Dynamicity and dialogue
Perspectives from Functional Discourse Grammar
The article surveys how Functional Discourse Grammar (FDG; Hengeveld & Mackenzie 2008) has responded to Simon Dik’s call for a functional grammar to have ‘psychological adequacy’ and draws parallels to similar initiatives from other approaches. After a brief history of what has later come to be known as cognitive adequacy, the impact of psycholinguistic notions on the architecture of FDG is discussed and exemplified with emphasis on how FDG confronts the tension between the static nature of a pattern model of grammar and the dynamicity of the communicative process. The article then turns to four ways in which FDG has responded in recent years to ongoing work in psycholinguistics.
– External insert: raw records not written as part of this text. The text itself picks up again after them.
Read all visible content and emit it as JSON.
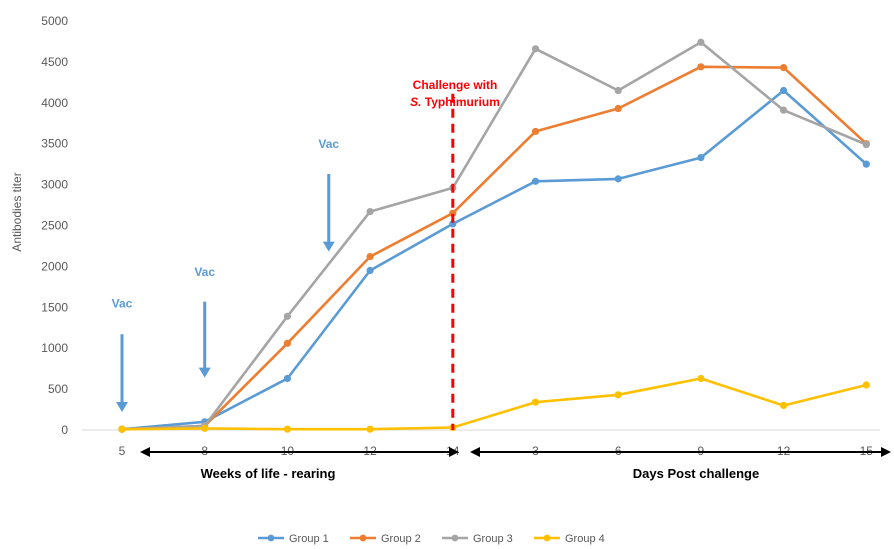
{
  "chart_data": {
    "type": "line",
    "title": "",
    "ylabel": "Antibodies titer",
    "xlabel": "",
    "ylim": [
      0,
      5000
    ],
    "y_ticks": [
      0,
      500,
      1000,
      1500,
      2000,
      2500,
      3000,
      3500,
      4000,
      4500,
      5000
    ],
    "categories": [
      "5",
      "8",
      "10",
      "12",
      "14",
      "3",
      "6",
      "9",
      "12",
      "15"
    ],
    "grid": false,
    "legend_position": "bottom",
    "series": [
      {
        "name": "Group 1",
        "color": "#5b9bd5",
        "values": [
          10,
          100,
          630,
          1950,
          2520,
          3040,
          3070,
          3330,
          4150,
          3250
        ]
      },
      {
        "name": "Group 2",
        "color": "#ed7d31",
        "values": [
          10,
          50,
          1060,
          2120,
          2650,
          3650,
          3930,
          4440,
          4430,
          3500
        ]
      },
      {
        "name": "Group 3",
        "color": "#a5a5a5",
        "values": [
          10,
          50,
          1390,
          2670,
          2960,
          4660,
          4150,
          4740,
          3910,
          3490
        ]
      },
      {
        "name": "Group 4",
        "color": "#ffc000",
        "values": [
          10,
          20,
          10,
          10,
          30,
          340,
          430,
          630,
          300,
          550
        ]
      }
    ],
    "annotations": {
      "vac_label": "Vac",
      "vac_color": "#5b9bd5",
      "vac_arrows": [
        {
          "category_index": 0,
          "from_value": 1170,
          "to_value": 220,
          "label_value": 1500
        },
        {
          "category_index": 1,
          "from_value": 1570,
          "to_value": 640,
          "label_value": 1880
        },
        {
          "category_index": 2.5,
          "from_value": 3130,
          "to_value": 2180,
          "label_value": 3450
        }
      ],
      "challenge_color": "#ff0000",
      "challenge_line_category_index": 4,
      "challenge_line_top_value": 4110,
      "challenge_line1": "Challenge with",
      "challenge_line2_italic": "S.",
      "challenge_line2_rest": "Typhimurium",
      "phase_left": "Weeks of life - rearing",
      "phase_right": "Days Post challenge"
    }
  }
}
The first concerns how the incrementality of language production, i.e. the gradual earlier-to-later build-up of utterances, has inspired FDG’s coverage of fragmentary discourse acts and its Depth-First Principle. The second, pertaining to the role of prediction in language comprehension, is reflected in the countdown to a clause-final position PF. The third is priming, involving the reuse of elements of structure at all levels of analysis: this interferes with the mapping of function onto form in ways that have been explored in FDG. The fourth is dialogical alignment, the manner in which participants in dialogue mutually accommodate their language use; this has led to new understandings of the respective roles of FDG’s Conceptual and Contextual Components. Taken together, these developments have moved FDG towards modelling dialoguing interactants rather than an isolated speaker.